新潟県十日町市の山間の集落に、一軒のレストランがオープンしました。
オーナーシェフは、東京から移住してきた男性。
目指すのは、地元の人との交流ができるお店です。

十日町市松代地域にある人口70人の蒲生集落に6月下旬オープンした『MURA PUB(ムラパブ)』。土日限定で営業する事前予約制のレストランです。

地元の食材がふんだんに使われた「里山料理」と名付けられたメニューは、全ておまかせ。ランチは2200円、ディナーは3850円です。

オープンしておよそ1か月。
この日もランチのお客さんがいらっしゃいました。
「玄米は何で炊かれるんですか?土鍋?」
「普通に鍋で…」
「ゆでるんです」

小さな集落でレストラン『MURA PUB(ムラパブ)』をオープンさせたのは、富山県出身の料理人・正力俊和さん(42歳)。20代のころはバックパッカーで世界30か国を旅し、日本帰国後は東京の和食の店で料理人として働いていました。

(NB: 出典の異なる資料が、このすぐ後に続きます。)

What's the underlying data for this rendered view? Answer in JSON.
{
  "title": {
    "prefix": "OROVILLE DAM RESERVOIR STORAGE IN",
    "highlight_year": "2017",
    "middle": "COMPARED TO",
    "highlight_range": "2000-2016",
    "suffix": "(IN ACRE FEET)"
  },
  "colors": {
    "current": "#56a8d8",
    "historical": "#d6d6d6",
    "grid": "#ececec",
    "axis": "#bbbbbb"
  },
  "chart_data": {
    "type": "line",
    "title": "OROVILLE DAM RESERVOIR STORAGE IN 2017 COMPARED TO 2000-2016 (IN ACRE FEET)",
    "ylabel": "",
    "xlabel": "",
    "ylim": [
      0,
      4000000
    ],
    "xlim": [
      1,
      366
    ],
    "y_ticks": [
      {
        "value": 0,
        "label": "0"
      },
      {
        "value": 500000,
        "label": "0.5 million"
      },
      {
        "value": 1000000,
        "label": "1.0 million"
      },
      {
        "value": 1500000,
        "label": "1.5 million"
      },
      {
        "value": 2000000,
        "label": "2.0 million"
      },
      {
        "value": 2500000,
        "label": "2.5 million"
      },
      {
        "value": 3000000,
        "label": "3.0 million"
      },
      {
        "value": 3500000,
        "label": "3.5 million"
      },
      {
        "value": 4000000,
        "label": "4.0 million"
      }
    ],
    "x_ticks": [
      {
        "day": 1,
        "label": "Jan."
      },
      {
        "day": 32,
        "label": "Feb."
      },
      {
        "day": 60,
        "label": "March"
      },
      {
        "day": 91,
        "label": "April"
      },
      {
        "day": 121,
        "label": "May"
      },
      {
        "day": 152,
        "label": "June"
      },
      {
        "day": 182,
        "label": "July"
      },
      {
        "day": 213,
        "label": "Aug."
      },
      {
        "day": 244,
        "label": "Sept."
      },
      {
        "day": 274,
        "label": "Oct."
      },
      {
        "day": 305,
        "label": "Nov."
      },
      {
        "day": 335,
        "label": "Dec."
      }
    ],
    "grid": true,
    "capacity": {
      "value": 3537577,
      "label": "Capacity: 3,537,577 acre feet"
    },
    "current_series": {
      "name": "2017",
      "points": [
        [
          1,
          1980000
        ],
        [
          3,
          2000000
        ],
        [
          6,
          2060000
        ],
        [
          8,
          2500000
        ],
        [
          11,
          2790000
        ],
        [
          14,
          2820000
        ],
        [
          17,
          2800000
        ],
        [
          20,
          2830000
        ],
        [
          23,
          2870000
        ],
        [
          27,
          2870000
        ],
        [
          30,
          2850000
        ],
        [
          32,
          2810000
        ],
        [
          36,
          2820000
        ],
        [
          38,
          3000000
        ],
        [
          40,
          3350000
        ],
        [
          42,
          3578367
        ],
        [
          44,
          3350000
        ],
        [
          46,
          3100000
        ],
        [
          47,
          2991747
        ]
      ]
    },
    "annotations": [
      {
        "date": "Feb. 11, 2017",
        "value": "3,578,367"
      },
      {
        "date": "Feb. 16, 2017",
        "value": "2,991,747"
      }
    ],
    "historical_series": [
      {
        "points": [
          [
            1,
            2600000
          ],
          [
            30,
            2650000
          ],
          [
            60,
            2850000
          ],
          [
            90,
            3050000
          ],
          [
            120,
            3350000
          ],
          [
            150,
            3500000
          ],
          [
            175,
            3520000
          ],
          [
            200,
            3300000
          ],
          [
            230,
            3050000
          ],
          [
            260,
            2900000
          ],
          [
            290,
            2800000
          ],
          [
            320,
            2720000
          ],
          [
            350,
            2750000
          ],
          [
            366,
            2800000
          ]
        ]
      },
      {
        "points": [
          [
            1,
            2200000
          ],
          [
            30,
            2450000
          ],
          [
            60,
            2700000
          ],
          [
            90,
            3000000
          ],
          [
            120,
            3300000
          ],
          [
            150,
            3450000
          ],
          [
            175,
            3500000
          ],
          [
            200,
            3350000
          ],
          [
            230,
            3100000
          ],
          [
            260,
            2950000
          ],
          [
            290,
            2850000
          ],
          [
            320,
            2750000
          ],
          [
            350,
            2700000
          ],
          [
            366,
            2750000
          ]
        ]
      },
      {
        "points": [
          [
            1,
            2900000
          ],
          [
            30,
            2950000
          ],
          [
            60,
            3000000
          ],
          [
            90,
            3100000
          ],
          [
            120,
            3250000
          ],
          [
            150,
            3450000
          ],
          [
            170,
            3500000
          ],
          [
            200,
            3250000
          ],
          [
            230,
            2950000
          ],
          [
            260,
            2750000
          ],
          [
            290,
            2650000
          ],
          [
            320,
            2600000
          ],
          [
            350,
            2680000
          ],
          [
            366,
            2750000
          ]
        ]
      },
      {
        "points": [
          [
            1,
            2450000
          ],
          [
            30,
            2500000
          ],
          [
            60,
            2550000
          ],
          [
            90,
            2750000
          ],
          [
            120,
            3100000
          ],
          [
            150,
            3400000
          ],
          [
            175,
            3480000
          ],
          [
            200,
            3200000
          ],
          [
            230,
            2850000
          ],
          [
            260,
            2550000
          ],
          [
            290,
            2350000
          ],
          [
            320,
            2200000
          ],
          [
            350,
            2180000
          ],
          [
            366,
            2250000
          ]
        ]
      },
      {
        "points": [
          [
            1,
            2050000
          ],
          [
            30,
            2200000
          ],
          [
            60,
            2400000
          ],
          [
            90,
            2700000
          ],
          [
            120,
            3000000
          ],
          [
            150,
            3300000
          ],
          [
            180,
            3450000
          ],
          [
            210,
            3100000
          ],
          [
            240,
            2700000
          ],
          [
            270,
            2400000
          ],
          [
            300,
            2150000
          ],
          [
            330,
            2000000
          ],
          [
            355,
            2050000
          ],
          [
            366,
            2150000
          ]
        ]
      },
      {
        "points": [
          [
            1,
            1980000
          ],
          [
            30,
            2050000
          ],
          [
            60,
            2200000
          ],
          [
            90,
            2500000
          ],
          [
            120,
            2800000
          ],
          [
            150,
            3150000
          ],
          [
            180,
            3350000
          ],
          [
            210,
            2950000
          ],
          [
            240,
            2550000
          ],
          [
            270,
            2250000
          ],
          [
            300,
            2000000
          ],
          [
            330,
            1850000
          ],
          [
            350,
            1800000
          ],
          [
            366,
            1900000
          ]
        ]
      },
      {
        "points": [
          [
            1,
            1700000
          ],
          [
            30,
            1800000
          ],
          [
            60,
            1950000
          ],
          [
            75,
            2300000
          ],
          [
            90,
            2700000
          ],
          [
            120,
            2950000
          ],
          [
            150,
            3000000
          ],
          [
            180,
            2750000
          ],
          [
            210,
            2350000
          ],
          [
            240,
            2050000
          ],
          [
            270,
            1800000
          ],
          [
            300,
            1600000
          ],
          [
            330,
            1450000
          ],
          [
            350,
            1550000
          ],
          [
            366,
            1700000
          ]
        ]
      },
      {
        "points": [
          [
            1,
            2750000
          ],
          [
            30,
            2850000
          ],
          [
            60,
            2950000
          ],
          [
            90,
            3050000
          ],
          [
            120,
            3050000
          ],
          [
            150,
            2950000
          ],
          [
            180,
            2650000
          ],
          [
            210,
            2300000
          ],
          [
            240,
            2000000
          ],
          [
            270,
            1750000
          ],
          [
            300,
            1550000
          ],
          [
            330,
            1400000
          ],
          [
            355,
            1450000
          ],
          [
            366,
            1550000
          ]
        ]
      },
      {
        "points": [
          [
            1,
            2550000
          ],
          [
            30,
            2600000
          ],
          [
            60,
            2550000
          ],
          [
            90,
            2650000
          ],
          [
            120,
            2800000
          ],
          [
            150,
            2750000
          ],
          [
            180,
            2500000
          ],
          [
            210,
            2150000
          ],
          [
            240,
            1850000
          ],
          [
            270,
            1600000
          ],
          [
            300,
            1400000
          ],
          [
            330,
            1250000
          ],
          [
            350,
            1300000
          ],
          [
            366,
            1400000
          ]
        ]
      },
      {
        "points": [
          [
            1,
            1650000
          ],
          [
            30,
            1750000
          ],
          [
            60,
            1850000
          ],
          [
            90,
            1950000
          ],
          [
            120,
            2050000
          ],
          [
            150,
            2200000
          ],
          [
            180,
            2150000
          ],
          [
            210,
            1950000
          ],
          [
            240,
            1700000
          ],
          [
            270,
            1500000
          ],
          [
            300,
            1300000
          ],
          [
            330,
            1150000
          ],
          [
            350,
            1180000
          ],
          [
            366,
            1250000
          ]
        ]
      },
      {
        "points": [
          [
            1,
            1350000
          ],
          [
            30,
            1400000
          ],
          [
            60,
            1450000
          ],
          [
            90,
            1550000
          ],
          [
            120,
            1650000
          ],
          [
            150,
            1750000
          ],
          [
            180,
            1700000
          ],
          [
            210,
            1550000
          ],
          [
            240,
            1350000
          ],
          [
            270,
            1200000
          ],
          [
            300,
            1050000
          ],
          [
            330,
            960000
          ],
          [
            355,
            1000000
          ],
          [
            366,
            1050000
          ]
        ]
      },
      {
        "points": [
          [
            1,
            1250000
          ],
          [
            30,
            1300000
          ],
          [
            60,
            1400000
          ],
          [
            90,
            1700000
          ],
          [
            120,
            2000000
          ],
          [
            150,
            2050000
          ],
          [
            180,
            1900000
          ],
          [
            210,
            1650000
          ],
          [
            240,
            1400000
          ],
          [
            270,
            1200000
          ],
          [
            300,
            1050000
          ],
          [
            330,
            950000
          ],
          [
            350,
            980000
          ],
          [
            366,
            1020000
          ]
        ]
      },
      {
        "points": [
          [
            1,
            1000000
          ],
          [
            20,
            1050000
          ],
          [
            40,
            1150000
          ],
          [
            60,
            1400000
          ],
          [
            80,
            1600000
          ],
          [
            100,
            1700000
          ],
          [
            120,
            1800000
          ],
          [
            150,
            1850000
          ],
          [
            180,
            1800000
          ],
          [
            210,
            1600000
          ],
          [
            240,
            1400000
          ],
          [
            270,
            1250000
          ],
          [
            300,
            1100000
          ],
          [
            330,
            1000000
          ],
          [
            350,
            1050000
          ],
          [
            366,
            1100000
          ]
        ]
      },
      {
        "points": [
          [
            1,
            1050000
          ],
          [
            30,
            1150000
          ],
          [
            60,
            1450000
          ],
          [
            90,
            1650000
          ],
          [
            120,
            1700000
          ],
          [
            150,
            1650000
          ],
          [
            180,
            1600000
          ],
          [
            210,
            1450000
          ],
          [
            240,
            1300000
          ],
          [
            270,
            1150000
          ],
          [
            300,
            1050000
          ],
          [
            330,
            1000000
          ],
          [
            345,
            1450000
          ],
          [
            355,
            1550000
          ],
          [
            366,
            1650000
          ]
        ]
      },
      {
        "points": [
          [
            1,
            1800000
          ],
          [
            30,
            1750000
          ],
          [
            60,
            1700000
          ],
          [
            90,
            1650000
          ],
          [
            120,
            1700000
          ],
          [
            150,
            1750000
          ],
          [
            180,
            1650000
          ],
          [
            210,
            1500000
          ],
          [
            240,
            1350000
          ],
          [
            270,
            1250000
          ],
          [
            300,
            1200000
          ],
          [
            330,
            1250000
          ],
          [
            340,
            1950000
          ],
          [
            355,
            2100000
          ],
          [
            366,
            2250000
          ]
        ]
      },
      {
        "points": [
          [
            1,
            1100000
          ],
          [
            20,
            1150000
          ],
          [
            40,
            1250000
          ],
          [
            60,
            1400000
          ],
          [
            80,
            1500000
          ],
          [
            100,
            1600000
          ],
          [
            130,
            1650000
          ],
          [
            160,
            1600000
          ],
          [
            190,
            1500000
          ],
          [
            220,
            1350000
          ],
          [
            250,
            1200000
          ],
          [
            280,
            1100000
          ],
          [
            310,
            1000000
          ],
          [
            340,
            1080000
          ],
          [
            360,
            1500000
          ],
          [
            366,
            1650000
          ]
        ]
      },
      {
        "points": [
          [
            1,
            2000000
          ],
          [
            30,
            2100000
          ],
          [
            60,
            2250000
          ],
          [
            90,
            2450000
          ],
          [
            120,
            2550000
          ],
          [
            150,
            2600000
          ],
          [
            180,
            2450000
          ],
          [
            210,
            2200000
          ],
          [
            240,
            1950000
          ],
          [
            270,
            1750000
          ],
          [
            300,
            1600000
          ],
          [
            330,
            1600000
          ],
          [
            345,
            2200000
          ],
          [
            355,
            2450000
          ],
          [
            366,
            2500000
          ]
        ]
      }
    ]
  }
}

そんな時、友人の紹介で松代地域を知り、3年前の2021年に十日町市の「地域おこし協力隊」としてこの集落での生活を始めました。
このころの主な仕事は、松代地域の宿泊施設・松代棚田ハウスでの調理人でした。

「前の生活を全部リセットして移住するってのは結構覚悟がいるので、3年間の間に生活の基盤を作って、その先の生活につなげるっていうのはすごい魅力的だと思います(当時の正力さん)」

2024年3月いっぱいで協力隊としての任期を終えた正力さん。
今後について考えたとき、四季を通じて食材が豊富なこの地域の食文化や豪雪地帯ならではの生活の知恵にほれ込み、定住することを決めました。

【正力俊和さん】
「世界で雪が4m積もる地域がほかにないってことは、ここに根付いている生活文化、食文化ってのは、ほかの国や県にはないものですよね。だからそこが、僕はすごく特別なところだなと」

定住を考えていた正力俊和さんに集落の知人が、かつて工場(こうば)として使われていた建物を貸してくれることになりました。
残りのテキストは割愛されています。